Our sense of “aesthetics” has evolved over time, the restored version is to the right, the “older” is to the left. What the Turks primarily did was lift the alterations the French added in the 19th century, its smoothness and gloss, the shading and form lines. The end result looks hideous in comparison, but its closer to the truth. A lot closer to how we actually look honestly as well.
It doesn’t occur to us how much emphasis on artifice underlines our naturalistic drawing methods. When you look at modern CGI formulas, regarding the complicity that goes into actual formulas to mimick “real things”, how hard it was to get the setting sun, or water, just how many failures of assumption underline the whole mess of presumptions we inherited from more orthodox assumptions about art, to make something fake real, you begin to suspect what has really been going on in art all along. Just how real are our realistic drawings? Are they accurate, or a exaggeration beyond nature… a emphasis on the complexities of light, shadow, and form never quite present in actual interactions with grapes and apples in a bowl?

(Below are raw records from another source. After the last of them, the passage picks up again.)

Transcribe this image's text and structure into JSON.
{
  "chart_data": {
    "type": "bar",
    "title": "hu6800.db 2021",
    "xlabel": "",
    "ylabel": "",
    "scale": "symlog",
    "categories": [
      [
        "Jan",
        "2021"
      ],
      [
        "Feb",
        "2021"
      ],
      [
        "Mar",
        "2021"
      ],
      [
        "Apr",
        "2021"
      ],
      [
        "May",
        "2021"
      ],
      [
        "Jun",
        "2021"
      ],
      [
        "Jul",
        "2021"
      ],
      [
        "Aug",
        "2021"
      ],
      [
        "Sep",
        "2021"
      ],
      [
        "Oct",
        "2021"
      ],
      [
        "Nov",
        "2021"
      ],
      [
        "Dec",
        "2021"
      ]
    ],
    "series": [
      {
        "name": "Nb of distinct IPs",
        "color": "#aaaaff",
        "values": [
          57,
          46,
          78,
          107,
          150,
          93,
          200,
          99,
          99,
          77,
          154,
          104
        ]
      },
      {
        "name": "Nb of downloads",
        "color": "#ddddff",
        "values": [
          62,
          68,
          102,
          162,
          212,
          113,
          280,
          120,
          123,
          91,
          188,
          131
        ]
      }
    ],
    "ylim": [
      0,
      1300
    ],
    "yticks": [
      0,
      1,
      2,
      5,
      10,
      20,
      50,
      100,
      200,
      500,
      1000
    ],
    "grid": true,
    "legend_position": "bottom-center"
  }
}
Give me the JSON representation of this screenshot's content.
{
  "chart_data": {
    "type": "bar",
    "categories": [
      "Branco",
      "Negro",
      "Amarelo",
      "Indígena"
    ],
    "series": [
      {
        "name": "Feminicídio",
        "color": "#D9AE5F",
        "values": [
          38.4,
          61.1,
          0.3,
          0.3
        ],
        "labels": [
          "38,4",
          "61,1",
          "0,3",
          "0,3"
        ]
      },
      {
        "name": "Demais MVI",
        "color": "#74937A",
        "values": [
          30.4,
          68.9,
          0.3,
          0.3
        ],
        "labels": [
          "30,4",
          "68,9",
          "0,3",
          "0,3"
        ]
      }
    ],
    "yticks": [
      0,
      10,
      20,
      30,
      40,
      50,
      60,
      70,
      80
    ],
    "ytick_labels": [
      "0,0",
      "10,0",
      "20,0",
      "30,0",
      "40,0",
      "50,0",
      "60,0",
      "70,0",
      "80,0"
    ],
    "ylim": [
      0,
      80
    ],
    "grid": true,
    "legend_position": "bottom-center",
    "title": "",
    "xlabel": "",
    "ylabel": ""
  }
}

The craft has become so absurd that the artist of such drawings are judged categorically by stock emphasis of effects, and not on the transient dullness which is more accurate of the vast majority of things beheld.
Take the reverse of a natural object to be drawn… a face. Why is the Mona Lisa so famous? Leonardo worked on it tirelessly, constantly tweaking it. It has countless modifications in conflict in it from its stasis, different opinions from different points in time that he thought her look should be. So it is many things. A woman’s face is by its nature something to be looked at, studied, interacted with. Constant interplay between the male observer and female observed. All those different, incongruent adjustments causes a constant reorientation and rereading. It seems intelligent, interactive. Its a off balanced mass on the whole.
Painting a object in stasis lacks this. A shaded ball isn’t nearly as important as a woman’s face as far as studious observation is concerned.
The western mark for mimesis is thought to be higher than that of the traditional Chinese schools, but I think they equally exaggerate their emphasis on rules on what the stock elements of their art should be.
Hold a ball up to the sun, and see if you can find a spot where it sits equally in the light as the moon does from your perspective.
Yes, you notice shade NOW, but is it nearly as shaded as a artist would shade it? No.
Heraclitus was asked what the size of the sun was. He leaned back, raised up his leg, and said it was about the size of his foot.